Пожалуй, могут возразить: когда бедный народ оккупирует богатую страну, то выгода бедного народа сказывается в том, что усиленные подати, взимаемые с вновь приобретенной области, облегчают бремя плательщиков, живущих на территории победоносного народа.
Словом, война стала делом неприбыльным. Но этот вопрос, по поводу которого Энджел высказал, с натуралистической точки зрения, немало трезвых взглядов, представляет лишь второстепенный интерес. Важнее то, что война и стремление к ней (т. е. милитаризм) поневоле толкают народ на совершенно неправильные пути. Это, естественно, влечет за собой убытки отчасти материального свойства. Возведение укреплений тормозит развитие городов и опустошает обширные участки земли. Благодаря тому, что государство строит шоссейные и железнодорожные пути, руководствуясь соображениями стратегического характера, отпадает возможность рационального использования путей сообщения. Так, например, Фридрих II сознательно не строил в Пруссии шоссейных дорог, потому что не хотел, в случае возникновения войны, облегчить своим врагам доступ внутрь страны.
Вследствие того что государство поддерживает только те отрасли промышленности, которые могли бы оказаться полезными в случае войны, труд и энергия миллионов людей растрачиваются на изготовление в сущности никому не нужных вещей. Ясно, что опасение войны побуждает к безрассудному накоплению различных предметов вооружения, вовлекает целые отрасли промышленности в непроизводительную работу и, создавая вечное беспокойство, препятствует свободному развитию всей жизни.
Древнейшая народная мудрость, по-видимому, постоянно внушала подсознательному «я» человека, что побежденный на войне не только часто бывает прав, но что именно на его долю в большинстве случаев выпадают все выгоды от борьбы. Во всяком случае, характерно, что предание о происхождении римлян называет их предками не какой-нибудь народ-победитель, а троянцев, потерпевших жестокое поражение. Из всех жителей многолюдного Илиона избег смертоносного меча греков один лишь Эней (по другим сведениям, еще Антенор). Но за уничтожение Трои отмстили потомки Энея, и победоносная Греция стала впоследствии провинцией потомков побежденных троянцев.
Можно было бы привести еще много аналогичных легенд, в большинстве случаев имеющих характер морали и подтверждающих, что победители никогда не пользуются плодами своих насилий. Впрочем, и трезвый Монтескье посвятил особую главу выгодам побежденного, а не победителя, и даже современные адепты войны считают, по-видимому, этот взгляд правильным, по крайней мере по отношению к минувшим временам. Так, например, Штейнметц обращает внимание на тот факт, что мировое господство Александра Великого предоставило побежденным выгоды греческой культуры и что победоносная Римская империя дала побежденным иудеям возможность широко распространить свою религию.

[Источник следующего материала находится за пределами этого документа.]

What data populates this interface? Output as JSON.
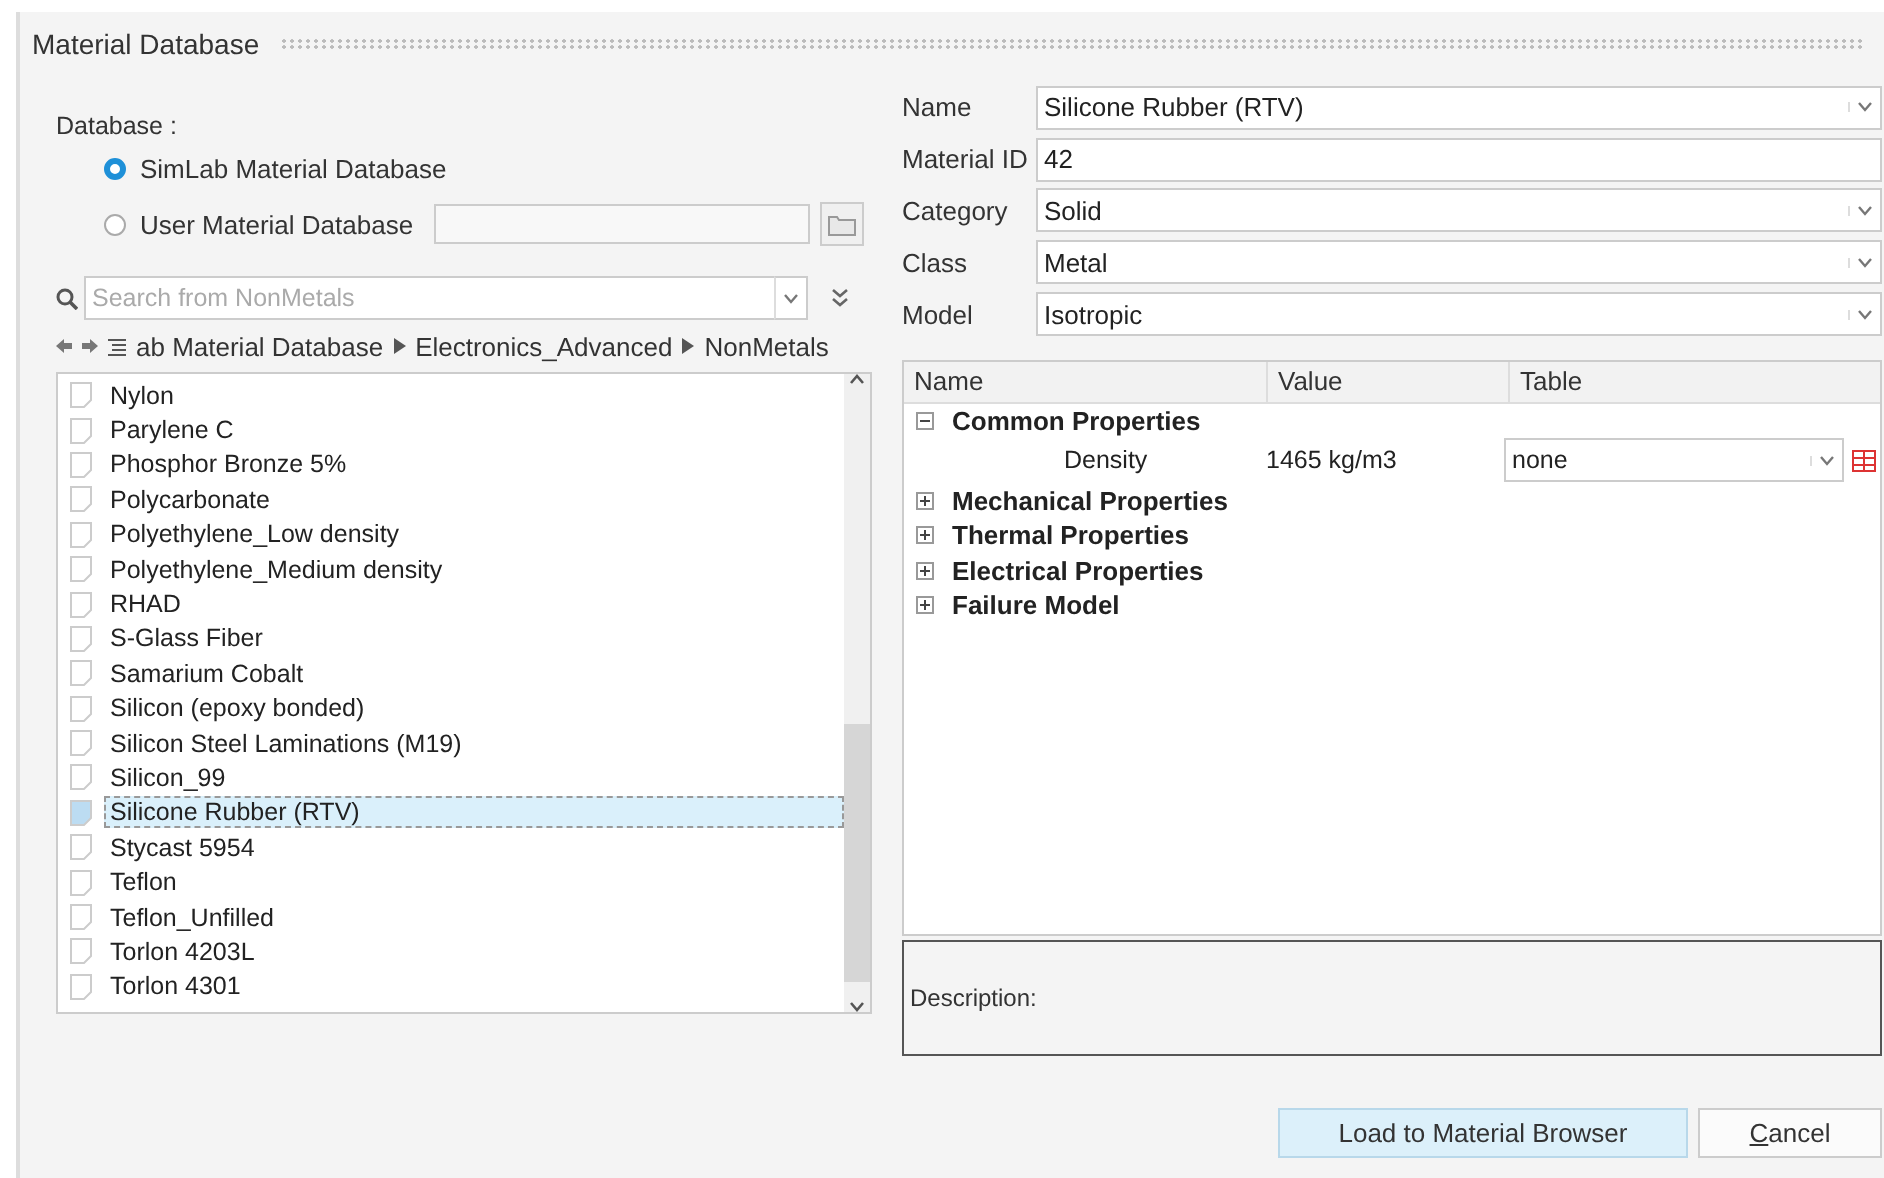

А кто в конце концов подчинил себе разлагавшуюся изнутри Римскую державу? Отнюдь не победоносно сохранившее свою независимость западно-германское племя херусков, а ранее покоренные римлянами и подпавшие под их влияние восточные германцы. И действительно, если война вообще доставляет кому-либо жизненные выгоды, то, несомненно, лишь побежденным. Дело в том, что всякий сколько-нибудь дельный народ после проигранной им войны работает с удвоенной энергией, учится новому и ограничивает свои потребности в предметах роскоши, тогда как народ-победитель, полагаясь на свои мнимые военные достижения, считает излишними труд научный прогресс и самоограничение и становится высокомерно-заносчивым и расточительным.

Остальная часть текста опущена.